The rule that grantors must not derogate from their grant requires those who agree to confer benefits on others not to grant them with one hand and take them away with the other. It is often associated with leases. But the litigation in Carnegie v Nolan [19 March 2018] reminds us that the rule can be applied in other cases too.

Mr Carnegie had acquired property from LPA receivers in their capacity as agents for the landowner. The landowner, Mr Nolan, retained the surrounding land and Mr Carnegie paid Mr Nolan £60,000 for a deed of easement granting vehicular access, parking and other rights over the retained land. But the parties fell out when Mr Nolan sought to change the position of the parking spaces allocated to Mr Carnegie in the deed of grant of easement and to obstruct other uses of his land.

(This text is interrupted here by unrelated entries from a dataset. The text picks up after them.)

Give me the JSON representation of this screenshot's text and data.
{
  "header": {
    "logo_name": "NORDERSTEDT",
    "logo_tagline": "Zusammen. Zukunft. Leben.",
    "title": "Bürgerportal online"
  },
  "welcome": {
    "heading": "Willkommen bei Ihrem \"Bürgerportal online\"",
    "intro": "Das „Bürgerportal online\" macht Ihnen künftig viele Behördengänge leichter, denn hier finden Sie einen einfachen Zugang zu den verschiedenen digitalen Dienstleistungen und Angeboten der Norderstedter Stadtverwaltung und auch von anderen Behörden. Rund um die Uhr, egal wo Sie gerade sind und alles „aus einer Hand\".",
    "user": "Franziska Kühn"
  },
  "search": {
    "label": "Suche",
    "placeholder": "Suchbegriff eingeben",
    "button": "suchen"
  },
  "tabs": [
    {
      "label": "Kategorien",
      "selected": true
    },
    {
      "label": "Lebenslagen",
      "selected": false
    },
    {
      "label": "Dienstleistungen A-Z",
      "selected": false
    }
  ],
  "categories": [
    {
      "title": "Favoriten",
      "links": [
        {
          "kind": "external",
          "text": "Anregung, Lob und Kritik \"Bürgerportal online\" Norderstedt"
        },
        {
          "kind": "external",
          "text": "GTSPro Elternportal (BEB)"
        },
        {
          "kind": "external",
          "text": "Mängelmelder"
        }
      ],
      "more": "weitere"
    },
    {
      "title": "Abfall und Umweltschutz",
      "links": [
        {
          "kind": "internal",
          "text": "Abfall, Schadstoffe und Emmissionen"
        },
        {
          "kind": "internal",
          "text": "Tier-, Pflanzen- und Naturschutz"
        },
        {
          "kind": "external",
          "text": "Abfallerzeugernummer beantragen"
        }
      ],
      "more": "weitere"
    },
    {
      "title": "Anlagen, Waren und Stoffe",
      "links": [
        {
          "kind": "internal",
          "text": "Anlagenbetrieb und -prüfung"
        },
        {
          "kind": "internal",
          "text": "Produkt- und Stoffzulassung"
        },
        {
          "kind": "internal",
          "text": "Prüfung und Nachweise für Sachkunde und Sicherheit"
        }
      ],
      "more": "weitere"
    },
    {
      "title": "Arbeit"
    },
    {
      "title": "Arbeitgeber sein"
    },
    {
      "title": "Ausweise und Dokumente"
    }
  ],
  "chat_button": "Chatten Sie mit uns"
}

Mr Nolan relied on a provision in the deed enabling him to relocate the parking spaces to “such other area as the Grantor may designate from time to time”. Mr Nolan claimed that there were no limitations on their whereabouts and moved the parking spaces to a position that was more than 375 metres away from where they had been. Mr Carnegie claimed that this made his parking rights worthless.

The principles that the court applied were set out in Platt v London Underground Ltd [2001] PLSCS 107. In order to determine whether an act or omission constitutes derogation from grant, the court must consider the nature and extent of the grant and identify what obligations on the part of the grantor, if any, can fairly be regarded as necessarily implicit, having regard to the purpose of the transaction considered in the light of the circumstances existing at the time.

The judge noted that the parking spaces originally allocated to Mr Carnegie were situated on land close by and ruled that it was implicit that any new parking spaces should be substantially as convenient as the existing spaces. Therefore, the purported re-designation of the parking area was invalid.

Mr Carnegie also claimed to be entitled to erect scaffolding on Mr Nolan’s land to repair his roofs. He pointed to the general rights of entry in the deed of easement for the purpose of repairing service installations, the walls and foundations of buildings and structures on the boundary, and eaves, gutters, rainwater pipes and structures overhanging Mr Nolan’s land – and relied, once again, on the principle that a grantor cannot derogate from his grant. But the judge rejected the notion that Mr Carnegie had a right to erect scaffolding. The deed of grant of easement did not grant him any rights of access to repair his roofs. So the rule against non-derogation from grant did not apply.

Did the rule in Wheeldon v Burrows or section 62 of the Law of Property Act 1925 apply to the conveyance to Mr Carnegie, creating rights to erect scaffolding? The judge rejected the suggestion, noting that the erection of scaffolding would give Mr Carnegie exclusive possession of an area of land for what might be a lengthy period of time – which was not permissible under the law on easements. However, the judge did accept that the principle of non-derogation from grant could be applied to the conveyance to confer rights of entry, without scaffolding, for maintenance.